How to Build a Better Book Cart

By Aaron Welborn, Director of Communications

The most enduring technologies are often the simplest, as well as the easiest to take for granted. Consider the humble book cart. It’s basically a shelf on wheels. Yet for moving lots of books around, its efficient design would seem to offer little room for improvement. That is, unless you’ve ever tried maneuvering one across a floor of Duke stone.

For some time now, staff in the Rubenstein Rare Book & Manuscript Library have struggled with a basic design problem. The same stone that gives Duke’s campus its timeless Gothic charm turns out to make a bumpy road for books. Its hard, uneven surface transforms a routine cruise down the hall with a cart full of books into a teeth-rattling steeplechase. This is especially problematic when the books on the move are rare, fragile, and of inestimable value. And then there’s the noise. A decibel meter recently clocked a rackety Rubenstein book cart at roughly the same volume as a lawnmower. Far be it from us to shush anybody.

Rubenstein Research Services Archivist Trudi Abel (center) with members of the All-Terrain Manuscript Team (left to right): Joey Zhou, Kevin Kerner, Vineet Alaparthi, Aneesh Gupta, and Keyu Han.

So what’s a poor librarian to do? Rubenstein Research Services Archivist Trudi Abel recently turned to an unlikely source for help—Dr. Ann Saterback, director of the new “First-Year Design” course at the Pratt School of Engineering.

Each incoming class of Pratt undergrads is required to take “First Year Design.” The course divides students into teams and matches them with “clients” around campus and the local community who have real-world design problems in need of solutions. In her proposal, Abel laid out the library’s dilemma and challenged the future Duke engineers to devise a better book cart.

Happily, one group of students was up to the task. Keyu Han, Aneesh Gupta, Joey Zhou, Vineet Alaparthi, and Kevin Kerner dubbed themselves the All-Terrain Manuscript Team. After visiting the Rubenstein Library and test-driving the book carts for themselves, they began isolating the key engineering problems of vibration, load displacement, and noise. Over the course of several weeks, they researched existing design solutions—including carbon fiber loop wheels, dampers, and shock absorbers—and began the long iterative process of design, trial, error, and redesign.

The same stone that gives Duke’s campus its timeless Gothic charm turns out to make a bumpy road for books.

Their new-and-improved cart had to meet strict criteria. It needed to be easy to use, capable of bearing 500-600 pounds, no more than 32 inches wide, audible only to the person operating it, durable enough to last ten years, and affordable at under a thousand dollars. Oh, and one more thing: it should provide such a smooth ride that a book in transit wouldn’t budge more than a single inch. Easy, right?
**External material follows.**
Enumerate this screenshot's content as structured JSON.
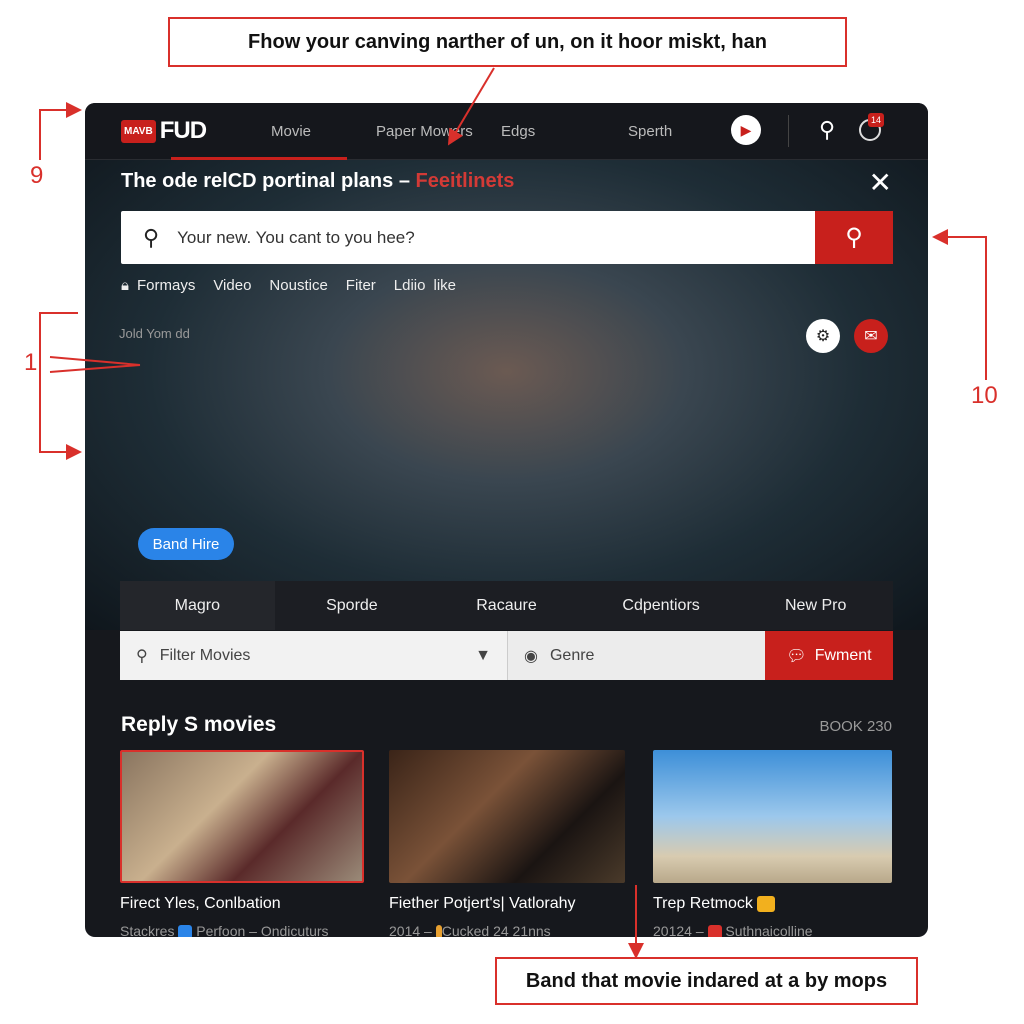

At the end of the semester, the All-Terrain Manuscript Team unveiled their prototype. Its lightweight steel frame was mounted on a chassis with a simple suspension system and pneumatic tires, which could traverse bumpy stone and elevator-floor transitions with cushiony ease. Protective railings around the shelf area would keep priceless tomes from falling off, while a thin layer of acid-free, conservation-quality foam provided additional grip and padding. Every design requirement was neatly checked off the list. Best of all, they kept the cost to around $500, half of what they’d been permitted.

The cart made its relatively noiseless debut to resounding appreciation by Rubenstein Library staff. Although it’s too early to say whether the students’ design can be produced at scale, it was a worthwhile learning opportunity all around. Library staff were impressed with the engineering students’ elegant solution to a vexing problem, while several of the students admitted they had no idea Duke held such literary treasures. Indeed, they were surprised at the level of public access allowed. “You mean we have books worth $2 million,” one of them said, “and anyone can just ask to see them?”

Indeed they can. What’s a book but another simple technology that has endured a few bumps along the road?